You decide whether your dream will happen.
You can wonder. You can wish. You can wait for help. Say that you will, or say that you can’t right now. The most important key to a dream come true is personal investment.
Dreams that come true need commitment and action.
Wonders, wishes, and waiting without commitment are a whole lot of nothing happening. Folks who might help us won’t show up for “what ifs” and “could bes.” Their lack of support can be a convenient excuse. That’s the wrong reaction. If we want a dream to come true, we have to be able to explain it how it can be turned from a dream into a reality. That takes thought, strategy, and action.
How to Make Your Dream Come True
A dream needs more than a wish. Wishes dissolve in the mist. To come true, a dream needs a foundation of concrete not sand. When you offer a solid foundation, people listen. They pay attention because you’ve moved the dream into the realm of possibility.
Here’s how to get to the concrete foundation you need.
- Define the dream. Take the idea out of your head. Put it in front of you to look critically at it. How does the “dream come true” look? How does it work? Do you see a living example in the world? Describe it in the smallest details.
- Define where you sit. Is the dream a good fit to who you are, what you know, and what you can do? What seeds for the dream are in your life already? How might you nurture them?
- Plot your strategy. What’s the path from here to the “dream come true”? Start with the finished dream and work backwards until you’re where you sit.
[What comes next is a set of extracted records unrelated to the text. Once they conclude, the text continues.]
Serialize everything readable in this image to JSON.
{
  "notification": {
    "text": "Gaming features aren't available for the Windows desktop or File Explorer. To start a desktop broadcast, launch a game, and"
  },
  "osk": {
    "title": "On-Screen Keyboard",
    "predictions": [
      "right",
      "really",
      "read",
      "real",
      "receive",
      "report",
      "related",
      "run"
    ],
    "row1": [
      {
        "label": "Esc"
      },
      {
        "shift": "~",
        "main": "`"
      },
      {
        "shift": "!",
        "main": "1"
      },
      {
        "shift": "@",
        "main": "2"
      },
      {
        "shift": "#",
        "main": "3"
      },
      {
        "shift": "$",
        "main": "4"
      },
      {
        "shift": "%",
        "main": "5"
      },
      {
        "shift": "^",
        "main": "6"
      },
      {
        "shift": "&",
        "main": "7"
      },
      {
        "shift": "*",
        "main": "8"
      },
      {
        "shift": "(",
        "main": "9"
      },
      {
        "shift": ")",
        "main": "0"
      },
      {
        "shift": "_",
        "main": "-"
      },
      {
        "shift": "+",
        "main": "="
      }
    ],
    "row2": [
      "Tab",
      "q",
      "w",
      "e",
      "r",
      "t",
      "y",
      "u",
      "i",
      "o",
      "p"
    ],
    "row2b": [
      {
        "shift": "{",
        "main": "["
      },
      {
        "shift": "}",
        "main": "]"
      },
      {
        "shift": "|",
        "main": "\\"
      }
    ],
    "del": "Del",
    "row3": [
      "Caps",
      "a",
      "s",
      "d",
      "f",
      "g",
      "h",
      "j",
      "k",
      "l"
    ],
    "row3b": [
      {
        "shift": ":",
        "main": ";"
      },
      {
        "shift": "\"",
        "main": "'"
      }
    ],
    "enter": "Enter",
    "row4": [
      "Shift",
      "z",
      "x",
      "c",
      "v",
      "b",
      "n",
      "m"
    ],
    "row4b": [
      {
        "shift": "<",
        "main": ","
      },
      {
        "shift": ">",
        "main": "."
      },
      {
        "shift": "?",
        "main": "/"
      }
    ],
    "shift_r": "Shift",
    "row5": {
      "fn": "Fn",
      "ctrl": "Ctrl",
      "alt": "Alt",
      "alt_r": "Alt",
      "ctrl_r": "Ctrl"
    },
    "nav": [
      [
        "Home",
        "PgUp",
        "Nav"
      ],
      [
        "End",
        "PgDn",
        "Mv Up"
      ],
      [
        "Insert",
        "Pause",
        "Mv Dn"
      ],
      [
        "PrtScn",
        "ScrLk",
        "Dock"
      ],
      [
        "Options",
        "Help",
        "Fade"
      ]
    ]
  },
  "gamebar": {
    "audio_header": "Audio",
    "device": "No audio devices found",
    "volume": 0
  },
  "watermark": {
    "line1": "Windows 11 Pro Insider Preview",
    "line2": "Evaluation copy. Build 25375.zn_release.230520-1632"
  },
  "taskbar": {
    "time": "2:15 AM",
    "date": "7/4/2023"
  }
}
- Detail your needs. What work have you already done? What can you do on your own? What sort of help and resources can you hire, borrow, or dig up? Sort them into three lists.
- Determine your commitment. What will it take to make the dream come true? Why this dream not another? What arguments will you face? How will you answer them? What will you be willing to give up and invest? Would you do it alone if you had to? Will you give yourself permission to go after the dream — even when the world says you should not?
- Enlist support and advocates. Who sees the same dream? Who wants your success? Who helps you think? Who can help you meet the needs you’ve outlines above?
- Write the story. Name the dream come true. Write one sentence about what the dream will do. Write three points that explain how other folks benefit from helping this dream become reality.
- Know how you’ll ask. Visualize yourself asking for help. Choose the words you will use. Write several kinds of requests based on benefits folks will get from helping the dream into reality.
- Define yourself by the dream. When people ask what you do, tell them about the dream you’re making come true. Think of your “day job” as support and supplemental to the dream. I’m an actor who works here now, not I’m a waiter who working to be an actor.
It’s willingness and determination to give ourselves over to our dreams that makes them happen. What’s the difference between me and the guy who got what I wanted when I didn’t? He wanted it enough to stick when it got difficult. I decided somewhere that something else was more important.
The dream is there. It’s not magic. It’s not the big break. It’s giving ourselves permission to pull out all stops. Surely you’ve known someone you would defend at any cost. Find a dream like that — one you’ll single-mindedly protect — and you’ll make that dream happen.
Got the dream? When will you make the investment?